Every May 1st, Don Hughes eats a Strawberry Pop Tart, an apple that is both peeled and sliced beforehand, and then washes it all down with an orange soda. Sometimes he has these things at breakfast, other times at lunch, and then every once in awhile for supper. The time of day doesn’t matter, what matters is that he has this meal on May 1st, his son’s birthday.

Pop Tarts, sliced apples and orange soda were Adam’s favourite things to eat when he was four. The apples were okay with Don and his wife, but they tried not to let Adam consume too much of the other two things.

“We need to teach him to eat healthy things so he’ll grow up big and strong,” his wife used to say. “Too much sugar isn’t good for him,” she’d then say as if Pop Tarts and soda were the biggest threats to their son’s health.

It was supposed to be a day of fun for the family, the day Adam was killed. Don had got the three of them tickets to see their favourite baseball team take on their perennial rivals. It was Adam’s first real baseball game, and Don managed to get seats along the first base line. The perfect spot for a foul ball flying one hundred miles per hour to land and hit someone with the attention span of a pre-schooler.

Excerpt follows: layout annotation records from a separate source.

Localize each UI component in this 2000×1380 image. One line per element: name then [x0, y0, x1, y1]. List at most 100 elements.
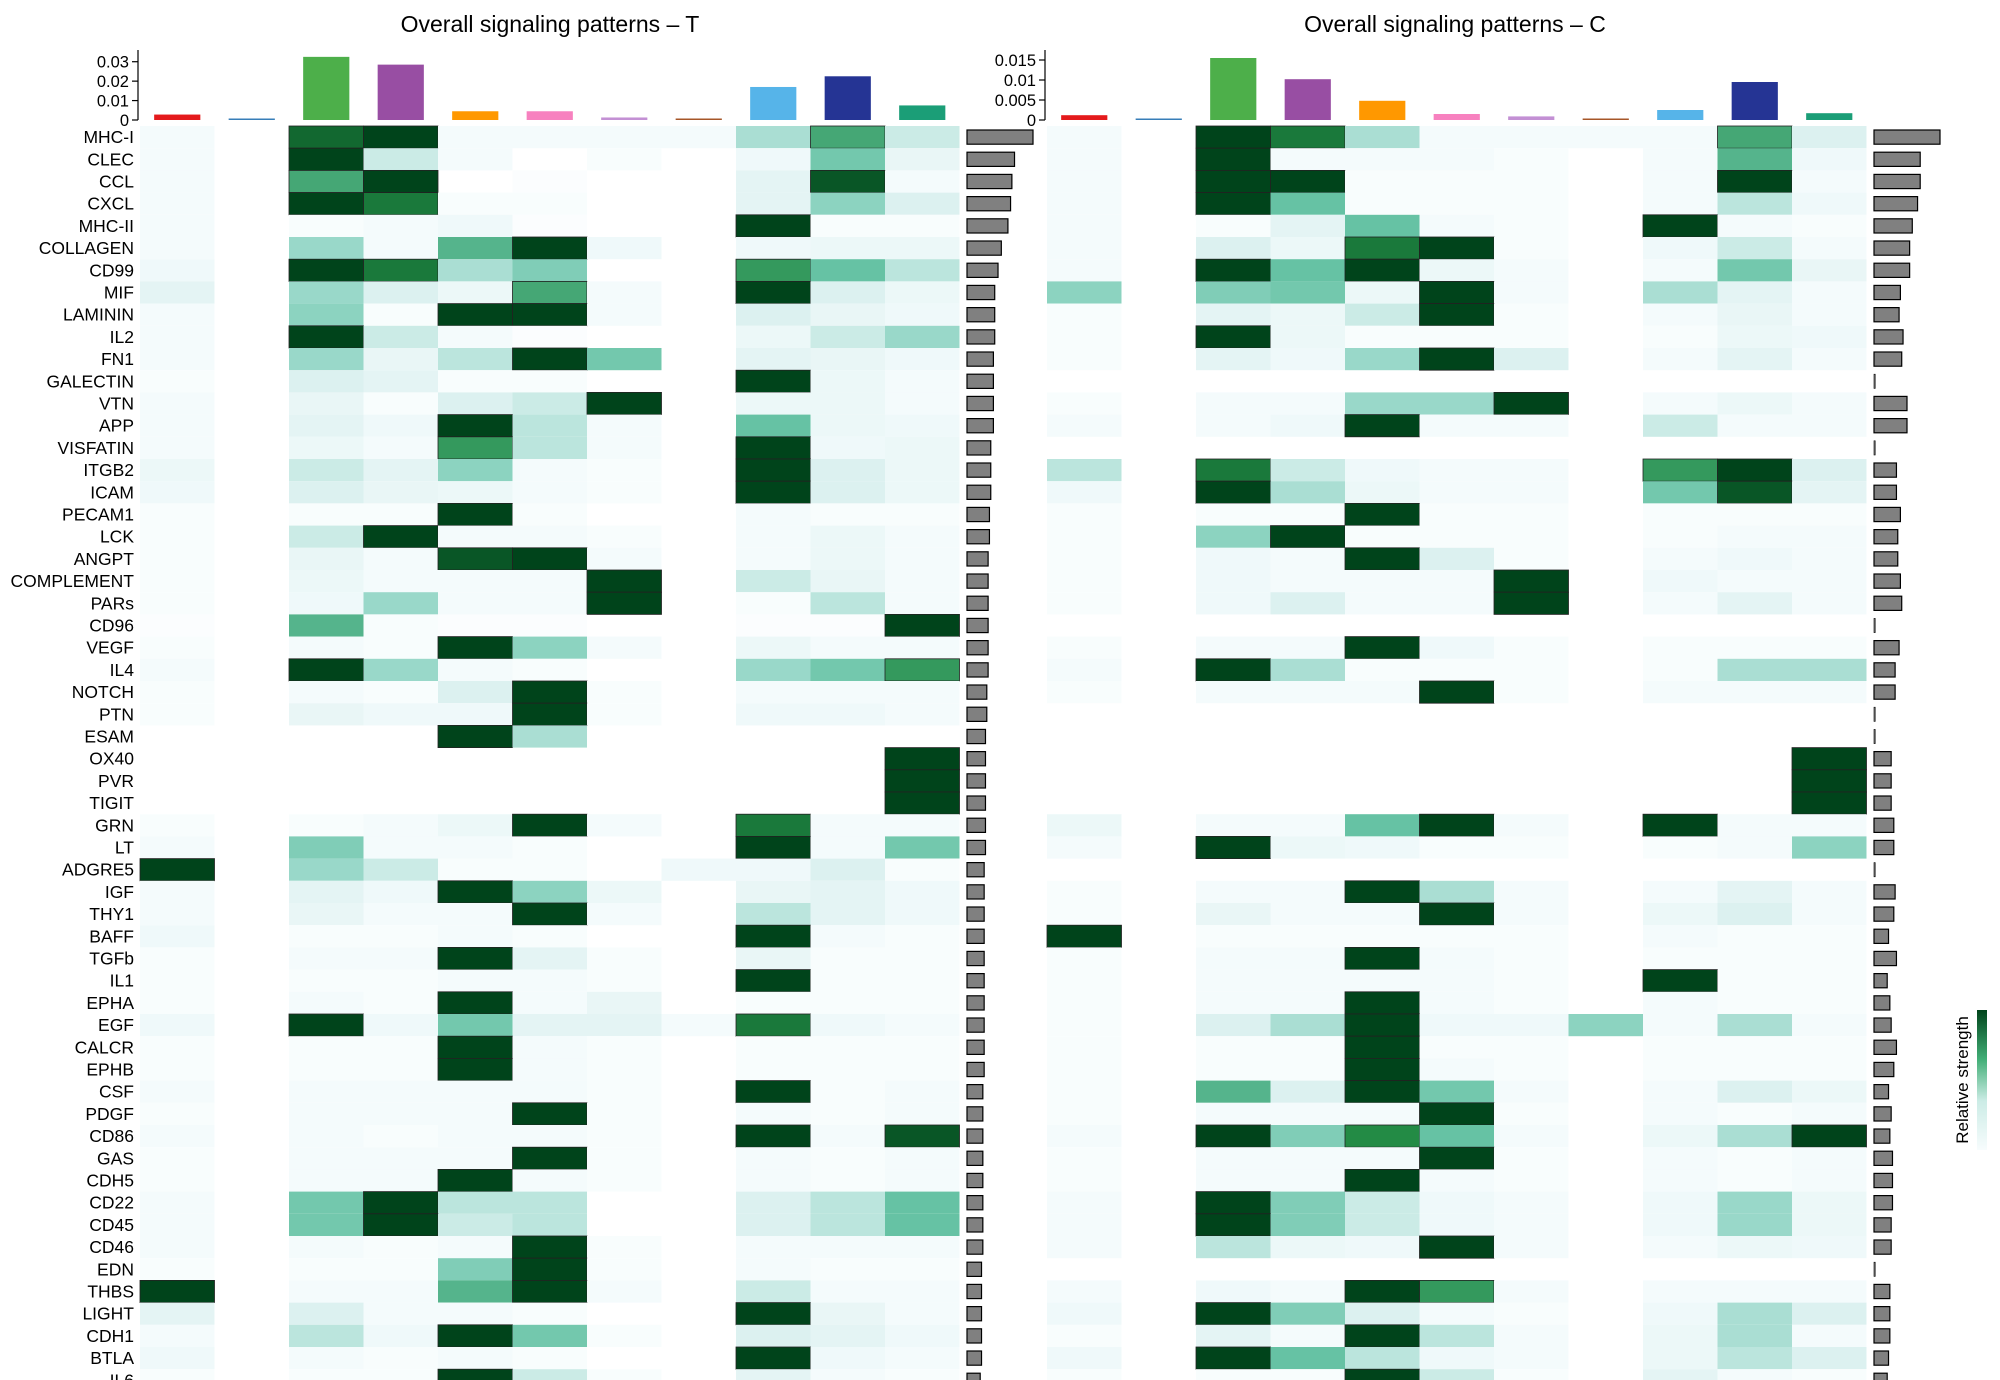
row-bar-p0-tgfb	[966, 950, 985, 967]
heatmap-cell-p1-r5-c6	[1494, 237, 1569, 260]
heatmap-cell-p1-r3-c3	[1270, 192, 1345, 215]
heatmap-cell-p0-r47-c4	[437, 1169, 513, 1193]
row-bar-p1-notch	[1873, 684, 1896, 700]
heatmap-cell-p1-r24-c10	[1792, 658, 1867, 681]
heatmap-cell-p0-r51-c10	[885, 1258, 960, 1281]
heatmap-cell-p1-r24-c2	[1195, 658, 1271, 682]
heatmap-cell-p0-r31-c6	[587, 814, 662, 837]
heatmap-cell-p0-r3-c0	[140, 192, 215, 215]
top-bar-p0-c1	[228, 118, 275, 120]
row-label-cxcl: CXCL	[87, 194, 134, 214]
heatmap-cell-p0-r45-c4	[438, 1125, 513, 1148]
heatmap-cell-p1-r17-c6	[1494, 503, 1569, 526]
heatmap-cell-p1-r54-c10	[1792, 1324, 1867, 1347]
heatmap-cell-p1-r21-c2	[1196, 592, 1271, 615]
heatmap-cell-p0-r47-c0	[140, 1169, 215, 1192]
row-bar-p0-mhc-ii	[966, 218, 1009, 234]
heatmap-cell-p0-r14-c5	[512, 436, 587, 459]
row-bar-p0-vtn	[966, 395, 994, 412]
heatmap-cell-p1-r36-c8	[1643, 925, 1718, 948]
row-bar-p0-lck	[966, 528, 991, 545]
heatmap-cell-p0-r15-c9	[810, 459, 885, 482]
heatmap-cell-p0-r39-c9	[810, 991, 885, 1014]
heatmap-cell-p1-r34-c0	[1047, 880, 1122, 903]
row-bar-p0-visfatin	[966, 440, 992, 456]
row-bar-p1-esam	[1873, 729, 1876, 744]
heatmap-cell-p0-r34-c9	[810, 880, 885, 903]
heatmap-cell-p1-r31-c9	[1717, 814, 1792, 837]
heatmap-cell-p1-r42-c6	[1494, 1058, 1569, 1081]
heatmap-cell-p1-r23-c10	[1792, 636, 1867, 659]
top-bar-p0-c4	[452, 111, 499, 120]
heatmap-cell-p1-r16-c9	[1717, 480, 1793, 504]
top-bar-p1-c1	[1135, 118, 1182, 120]
heatmap-cell-p0-r19-c4	[437, 547, 513, 571]
heatmap-cell-p1-r31-c0	[1047, 814, 1122, 837]
heatmap-cell-p0-r1-c9	[810, 148, 885, 171]
heatmap-cell-p0-r1-c0	[140, 148, 215, 171]
heatmap-cell-p0-r41-c3	[363, 1036, 438, 1059]
heatmap-cell-p0-r5-c2	[289, 237, 364, 260]
heatmap-cell-p0-r19-c8	[736, 547, 811, 570]
row-label-baff: BAFF	[89, 926, 134, 946]
heatmap-cell-p0-r10-c0	[140, 348, 215, 371]
heatmap-cell-p0-r6-c4	[438, 259, 513, 282]
heatmap-cell-p1-r44-c0	[1047, 1102, 1122, 1125]
top-bar-p0-c7	[675, 118, 722, 120]
heatmap-cell-p0-r38-c8	[735, 969, 811, 993]
heatmap-cell-p1-r21-c9	[1717, 592, 1792, 615]
heatmap-cell-p0-r11-c9	[810, 370, 885, 393]
heatmap-cell-p0-r14-c8	[735, 436, 811, 460]
row-bar-marks	[966, 129, 1941, 1380]
row-bar-p0-epha	[966, 995, 985, 1011]
heatmap-cell-p0-r16-c10	[885, 481, 960, 504]
heatmap-cell-p1-r53-c6	[1494, 1302, 1569, 1325]
heatmap-cell-p1-r34-c10	[1792, 880, 1867, 903]
heatmap-cell-p1-r5-c0	[1047, 237, 1122, 260]
heatmap-cell-p0-r23-c5	[512, 636, 587, 659]
heatmap-cell-p0-r42-c2	[289, 1058, 364, 1081]
heatmap-cell-p0-r1-c2	[288, 147, 364, 171]
heatmap-cell-p1-r12-c8	[1643, 392, 1718, 415]
row-bar-p1-cdh1	[1873, 1328, 1891, 1344]
top-bar-p1-c4	[1359, 100, 1406, 120]
heatmap-cell-p1-r2-c4	[1345, 170, 1420, 193]
heatmap-cell-p0-r55-c5	[512, 1347, 587, 1370]
heatmap-cell-p1-r1-c0	[1047, 148, 1122, 171]
heatmap-cell-p0-r3-c2	[288, 192, 364, 216]
heatmap-cell-p0-r1-c10	[885, 148, 960, 171]
heatmap-cell-p0-r20-c8	[736, 570, 811, 593]
heatmap-cell-p1-r38-c9	[1717, 969, 1792, 992]
heatmap-cell-p0-r10-c5	[512, 347, 588, 371]
heatmap-cell-p0-r42-c10	[885, 1058, 960, 1081]
heatmap-cell-p1-r50-c0	[1047, 1236, 1122, 1259]
heatmap-cell-p1-r34-c9	[1717, 880, 1792, 903]
heatmap-cell-p1-r47-c4	[1344, 1169, 1420, 1193]
top-bar-p0-c5	[526, 111, 573, 120]
row-bar-p0-collagen	[966, 240, 1002, 256]
heatmap-cell-p0-r8-c3	[363, 303, 438, 326]
heatmap-cell-p0-r35-c5	[512, 902, 588, 926]
heatmap-cell-p1-r19-c2	[1196, 547, 1271, 570]
heatmap-cell-p0-r37-c2	[289, 947, 364, 970]
heatmap-cell-p0-r32-c10	[885, 836, 960, 859]
heatmap-cell-p1-r0-c2	[1195, 125, 1271, 149]
heatmap-cell-p1-r13-c10	[1792, 414, 1867, 437]
heatmap-cell-p1-r52-c8	[1643, 1280, 1718, 1303]
heatmap-cell-p0-r10-c6	[587, 348, 662, 371]
heatmap-cell-p0-r48-c2	[289, 1191, 364, 1214]
row-bar-p1-il1	[1873, 972, 1888, 989]
heatmap-cell-p0-r21-c9	[810, 592, 885, 615]
heatmap-cell-p1-r39-c4	[1344, 991, 1420, 1015]
heatmap-cell-p0-r44-c5	[512, 1102, 588, 1126]
heatmap-cell-p1-r13-c0	[1047, 414, 1122, 437]
row-label-mhc-ii: MHC-II	[79, 216, 134, 236]
heatmap-cell-p1-r10-c0	[1047, 348, 1122, 371]
row-bar-p1-adgre5	[1873, 862, 1876, 878]
row-bar-p1-lt	[1873, 839, 1895, 856]
heatmap-cell-p0-r52-c5	[512, 1280, 588, 1304]
heatmap-cell-p1-r47-c5	[1419, 1169, 1494, 1192]
heatmap-cell-p1-r32-c10	[1792, 836, 1867, 859]
heatmap-cell-p0-r21-c6	[586, 591, 662, 615]
heatmap-cell-p0-r37-c5	[512, 947, 587, 970]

It’s been over thirty years since that day, but the pain of his son’s loss feels just as raw today as it did when the emergency room doctor told him that there wasn’t anyhing he could do to save Adam. Since then, Don has made note of what should have been milestones in Adam’s life.

“He’d be starting kindergarten today,” he said the September Adam would have been five. “He’d be going in to high school now.” “He’d be learning to drive this year.” “He’d be heading off to college this month.” “He’d be graduating and starting a career of his own.”

He also often wonders how his son would have turned out. Would his blonde hair have darkened like his own? Would he have a mind for science or would he have shared his mother’s love for the arts? Would they have had the typical father-son fights that kids and their parents often do? Would he have had a family of his own by now?

There is no way to answer those questions because there is no Adam. All Don has to hold on to are a few memories from his son’s brief time here on earth, including his favourite meal.